It sucks, it REALLY sucks, but it might help to know how many other people are getting laid off at this time. I’ve seen the most talented and hardworking people I know, whether they tell me personally or I see it on Instagram or LinkedIn, get laid off. You’re among some other greats.
Take this time to give yourself a break. Maybe create just for the sake of creating. Or don’t! Listen to your body and do what she needs to do.
Second, your relationship. God, I’m so sorry. Let me relate as best as I can.
I got my first actual boyfriend at the beginning of junior year of college. It was such a wild thing, because I had never liked someone and actually had them… like me back? Weird! I was so fascinated with the process that I probably became obsessed with love and dating after that. Oops.
Anyway, we became official, and for a while, it felt so good. I had someone who thought of me when they woke up, and thought of me when they fell asleep. He sent me texts throughout the day. He wanted to spend his free time with me. I mean, how cool, right?!
I had someone to go on dates with. I had someone to watch movies with. I had someone to cuddle and kiss and show affection to.
Honestly, it felt so good.
Until it didn’t.
I was so clouded by a romanticized version of him, that I had no idea what our relationship actually was like. We fought all the time. I didn’t feel like I could talk to him. Honestly, hanging out with him? Not that fun. Didn’t feel that comfortable. I much preferred my friends, but I just thought I had to spend all this time with him because he was my boyfriend.
One day, he broke up with me. (In the fucking Love Library at San Diego State, mind you. I mean, what the actual fuck?)
God, I hadn’t expected it. Even though I really should have, I hadn’t. And I cried. A LOT. I even wrote a 2,000-word memoir about our relationship (that you can read here) and emailed it to him despite all my friends strongly advising me not to. (I was like, fuck y’all, this is all I HAVE, and did it anyway. I don’t regret it.)
It took a few days of crying, with some more weeks feeling sad, and then I was, well… fine?
I was able to look back and realize I was NOT meant to be with him. There was infinitely more bad than good in our relationship. I really just loved the idea of him and the idea that I was that girl in a relationship.
Every relationship is different, and I’m sure yours was more happy and serious than mine was.
I know you love him, but one day you’ll love him for showing you everything you didn’t want in a relationship.

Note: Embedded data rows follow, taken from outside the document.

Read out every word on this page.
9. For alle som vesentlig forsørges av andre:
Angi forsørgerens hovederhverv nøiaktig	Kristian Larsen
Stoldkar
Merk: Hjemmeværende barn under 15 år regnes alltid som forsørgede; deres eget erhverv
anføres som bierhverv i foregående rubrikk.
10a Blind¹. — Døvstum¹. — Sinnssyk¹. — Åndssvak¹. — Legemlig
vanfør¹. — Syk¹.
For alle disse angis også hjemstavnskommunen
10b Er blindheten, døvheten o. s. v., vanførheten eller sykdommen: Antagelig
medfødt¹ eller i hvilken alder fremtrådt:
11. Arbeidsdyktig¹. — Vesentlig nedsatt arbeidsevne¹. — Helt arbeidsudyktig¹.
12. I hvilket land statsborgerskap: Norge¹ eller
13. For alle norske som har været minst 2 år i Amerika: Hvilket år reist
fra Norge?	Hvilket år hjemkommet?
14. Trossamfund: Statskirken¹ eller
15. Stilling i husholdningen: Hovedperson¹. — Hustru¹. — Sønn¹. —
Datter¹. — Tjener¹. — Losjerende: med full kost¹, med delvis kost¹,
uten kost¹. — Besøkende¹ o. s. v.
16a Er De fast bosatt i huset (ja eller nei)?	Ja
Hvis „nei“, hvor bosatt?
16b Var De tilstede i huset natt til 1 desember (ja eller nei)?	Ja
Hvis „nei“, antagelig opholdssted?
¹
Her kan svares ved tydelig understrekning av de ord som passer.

You asked me how I would deal with all this. I would cry. (A lot, but that’s just me.) I would allow myself time to grieve. I would write down my feelings. I would watch movies and shows that make me feel safe and comfortable. I would reach out to friends and family and force myself to get some social interaction. I would sleep as much as I needed to, but I would make sure I go outside and get sunlight. And, honestly, I would get on dating apps as a funny distraction. Because men are insane.
I hope this helps, even if only a little. Please know you can always, always, ALWAYS reach out to me if you need it.
P.S. I know who sent this in.
And I just want to tell you what an incredible person you are.
I know this is such a hard time, but you’re talented and sincere and intelligent and amazing. Allow yourself time to grieve. You will get through this.